I finish bourbon, let question settle. Carefully. With chosen family. With recognition that uncertainty beats false certainty every time. With understanding that learning new patterns requires unlearning old ones, which means being vulnerable, making mistakes, trying again. You'll figure it out, Sarah. Won't be quick. Won't be easy. But you'll figure it out because staying wrong isn't option anymore.
What if I fail?
Then you fail forward. I stand, joints protesting titanium reconstruction. Toward authentic instead of away from it. Toward vulnerable instead of toxic. Toward honest even when honest feels terrifying. That's all growth is. Failing in right direction instead of succeeding in wrong one.

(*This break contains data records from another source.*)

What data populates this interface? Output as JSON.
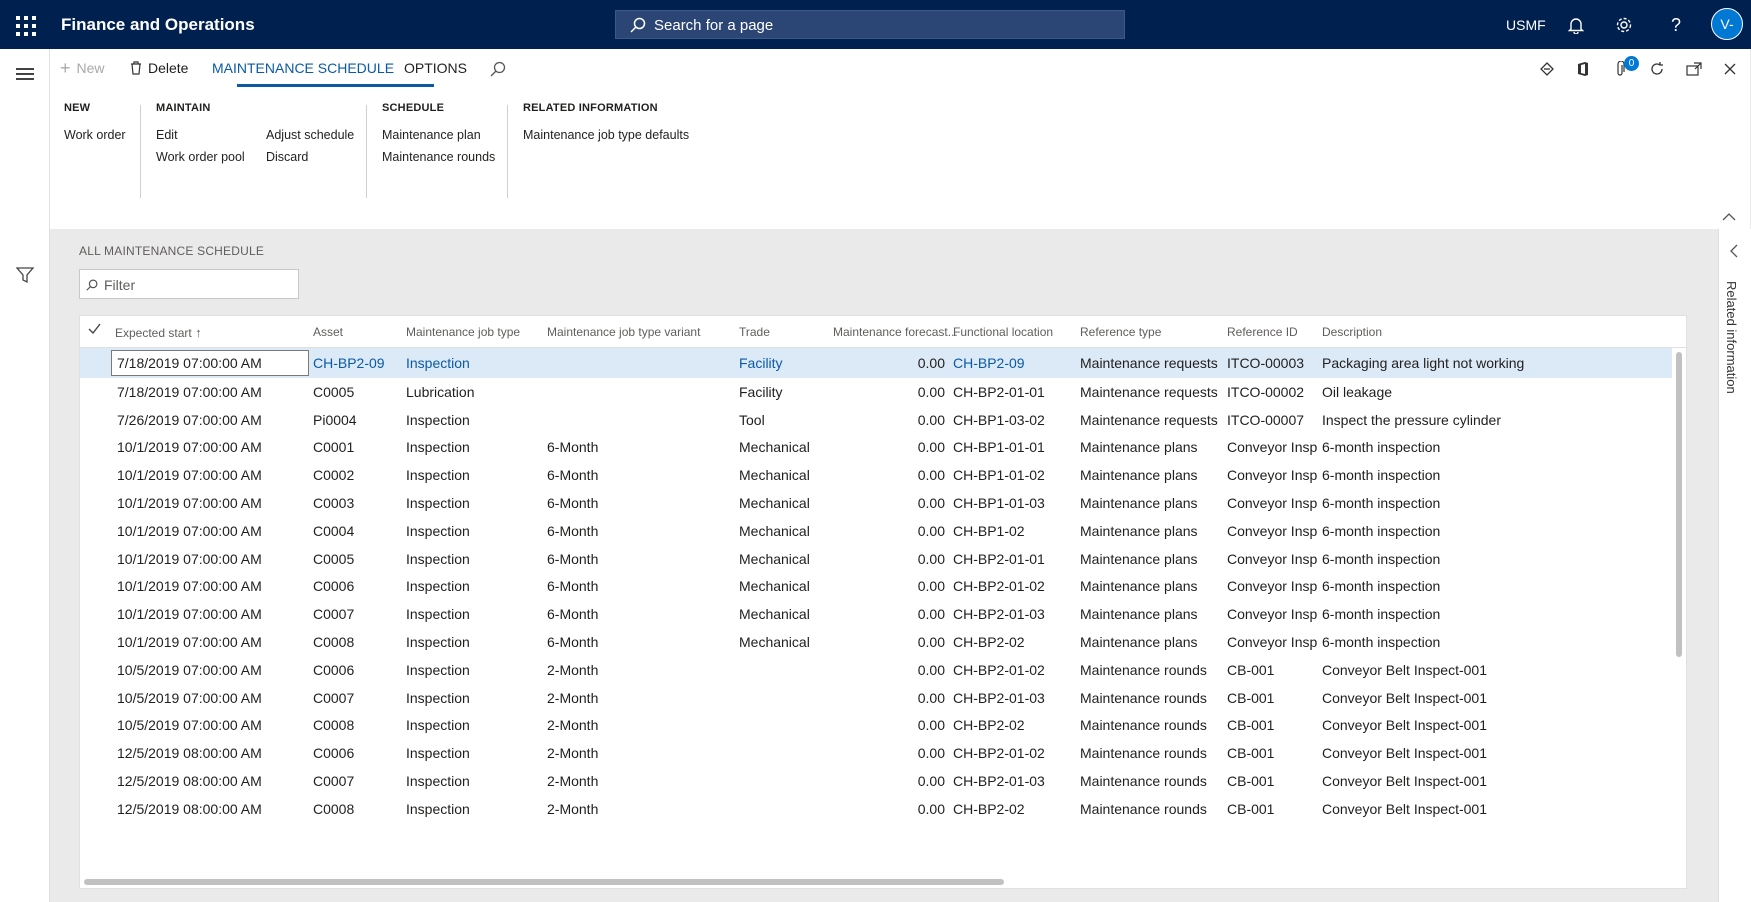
{
  "topbar": {
    "app_title": "Finance and Operations",
    "search_placeholder": "Search for a page",
    "company": "USMF",
    "avatar_initials": "V-"
  },
  "toolbar": {
    "new_label": "New",
    "delete_label": "Delete",
    "tabs": [
      {
        "label": "MAINTENANCE SCHEDULE",
        "active": true
      },
      {
        "label": "OPTIONS",
        "active": false
      }
    ],
    "notification_count": "0"
  },
  "ribbon": {
    "groups": [
      {
        "title": "NEW",
        "items": [
          "Work order"
        ]
      },
      {
        "title": "MAINTAIN",
        "items": [
          "Edit",
          "Work order pool",
          "Adjust schedule",
          "Discard"
        ]
      },
      {
        "title": "SCHEDULE",
        "items": [
          "Maintenance plan",
          "Maintenance rounds"
        ]
      },
      {
        "title": "RELATED INFORMATION",
        "items": [
          "Maintenance job type defaults"
        ]
      }
    ]
  },
  "page": {
    "title": "ALL MAINTENANCE SCHEDULE",
    "filter_placeholder": "Filter"
  },
  "grid": {
    "columns": [
      "Expected start",
      "Asset",
      "Maintenance job type",
      "Maintenance job type variant",
      "Trade",
      "Maintenance forecast...",
      "Functional location",
      "Reference type",
      "Reference ID",
      "Description"
    ],
    "rows": [
      [
        "7/18/2019 07:00:00 AM",
        "CH-BP2-09",
        "Inspection",
        "",
        "Facility",
        "0.00",
        "CH-BP2-09",
        "Maintenance requests",
        "ITCO-00003",
        "Packaging area light not working"
      ],
      [
        "7/18/2019 07:00:00 AM",
        "C0005",
        "Lubrication",
        "",
        "Facility",
        "0.00",
        "CH-BP2-01-01",
        "Maintenance requests",
        "ITCO-00002",
        "Oil leakage"
      ],
      [
        "7/26/2019 07:00:00 AM",
        "Pi0004",
        "Inspection",
        "",
        "Tool",
        "0.00",
        "CH-BP1-03-02",
        "Maintenance requests",
        "ITCO-00007",
        "Inspect the pressure cylinder"
      ],
      [
        "10/1/2019 07:00:00 AM",
        "C0001",
        "Inspection",
        "6-Month",
        "Mechanical",
        "0.00",
        "CH-BP1-01-01",
        "Maintenance plans",
        "Conveyor Insp",
        "6-month inspection"
      ],
      [
        "10/1/2019 07:00:00 AM",
        "C0002",
        "Inspection",
        "6-Month",
        "Mechanical",
        "0.00",
        "CH-BP1-01-02",
        "Maintenance plans",
        "Conveyor Insp",
        "6-month inspection"
      ],
      [
        "10/1/2019 07:00:00 AM",
        "C0003",
        "Inspection",
        "6-Month",
        "Mechanical",
        "0.00",
        "CH-BP1-01-03",
        "Maintenance plans",
        "Conveyor Insp",
        "6-month inspection"
      ],
      [
        "10/1/2019 07:00:00 AM",
        "C0004",
        "Inspection",
        "6-Month",
        "Mechanical",
        "0.00",
        "CH-BP1-02",
        "Maintenance plans",
        "Conveyor Insp",
        "6-month inspection"
      ],
      [
        "10/1/2019 07:00:00 AM",
        "C0005",
        "Inspection",
        "6-Month",
        "Mechanical",
        "0.00",
        "CH-BP2-01-01",
        "Maintenance plans",
        "Conveyor Insp",
        "6-month inspection"
      ],
      [
        "10/1/2019 07:00:00 AM",
        "C0006",
        "Inspection",
        "6-Month",
        "Mechanical",
        "0.00",
        "CH-BP2-01-02",
        "Maintenance plans",
        "Conveyor Insp",
        "6-month inspection"
      ],
      [
        "10/1/2019 07:00:00 AM",
        "C0007",
        "Inspection",
        "6-Month",
        "Mechanical",
        "0.00",
        "CH-BP2-01-03",
        "Maintenance plans",
        "Conveyor Insp",
        "6-month inspection"
      ],
      [
        "10/1/2019 07:00:00 AM",
        "C0008",
        "Inspection",
        "6-Month",
        "Mechanical",
        "0.00",
        "CH-BP2-02",
        "Maintenance plans",
        "Conveyor Insp",
        "6-month inspection"
      ],
      [
        "10/5/2019 07:00:00 AM",
        "C0006",
        "Inspection",
        "2-Month",
        "",
        "0.00",
        "CH-BP2-01-02",
        "Maintenance rounds",
        "CB-001",
        "Conveyor Belt Inspect-001"
      ],
      [
        "10/5/2019 07:00:00 AM",
        "C0007",
        "Inspection",
        "2-Month",
        "",
        "0.00",
        "CH-BP2-01-03",
        "Maintenance rounds",
        "CB-001",
        "Conveyor Belt Inspect-001"
      ],
      [
        "10/5/2019 07:00:00 AM",
        "C0008",
        "Inspection",
        "2-Month",
        "",
        "0.00",
        "CH-BP2-02",
        "Maintenance rounds",
        "CB-001",
        "Conveyor Belt Inspect-001"
      ],
      [
        "12/5/2019 08:00:00 AM",
        "C0006",
        "Inspection",
        "2-Month",
        "",
        "0.00",
        "CH-BP2-01-02",
        "Maintenance rounds",
        "CB-001",
        "Conveyor Belt Inspect-001"
      ],
      [
        "12/5/2019 08:00:00 AM",
        "C0007",
        "Inspection",
        "2-Month",
        "",
        "0.00",
        "CH-BP2-01-03",
        "Maintenance rounds",
        "CB-001",
        "Conveyor Belt Inspect-001"
      ],
      [
        "12/5/2019 08:00:00 AM",
        "C0008",
        "Inspection",
        "2-Month",
        "",
        "0.00",
        "CH-BP2-02",
        "Maintenance rounds",
        "CB-001",
        "Conveyor Belt Inspect-001"
      ]
    ]
  },
  "side_panel": {
    "label": "Related information"
  },
  "colors": {
    "nav": "#002050",
    "accent": "#0b5aa6",
    "selected_row": "#dce9f6"
  }
}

Sarah nods, processing wisdom through philosophical gears that never stop turning. Around her, Sanctuary pulses with life—chosen family existing in complexity, refusing clean categories, building belonging through honesty instead of performance.
Thanks, Wendy, she says finally.
For what? You know I don’t do that here. I don’t take Thank you’s, I say with my own internalized contempt for myself
For showing me failing forward is possible. For building space where uncertainty is acceptable. For proving identity can be project instead of destination. For reminding me that learning new patterns is possible even when old ones feel like only language I speak.
I nod, throat tight with bourbon and emotion and tears I'm too exhausted to keep suppressing. That's what mothers do. Even chosen ones. Especially chosen ones.
"The most common way people give up their power is by thinking they don't have any." — Audre Lorde
Sarah discovered truth inside herself—but truth wasn't clean revelation fitting neatly into existing frameworks. Truth was messy, complicated recognition that identity she'd built through courage four years ago was still incomplete. That being butch described presentation but not gender. That attraction existed but expression of that attraction felt trapped between performed femininity she'd escaped and performed masculinity she refused to embody. That her intuition, so reliable about everything else, became clouded by her own desire—making her doubt every signal, question every impulse, second-guess every potential expression of interest.
But recognizing the problem is the first step toward solving it. Sarah found truth inside—not the truth she expected, not the truth she wanted, but truth nonetheless. And truth, however inconvenient, however disorienting, beats beautiful lies every time. Because you can build authentic life on uncertain truth, can learn new patterns of expressing desire outside toxic frameworks. You can only build prison on comfortable fiction. Sarah has the power to become who she is, to express attraction authentically, to build identity outside prescribed categories. First step is recognizing that power exists—even when everything feels uncertain, especially when everything feels uncertain.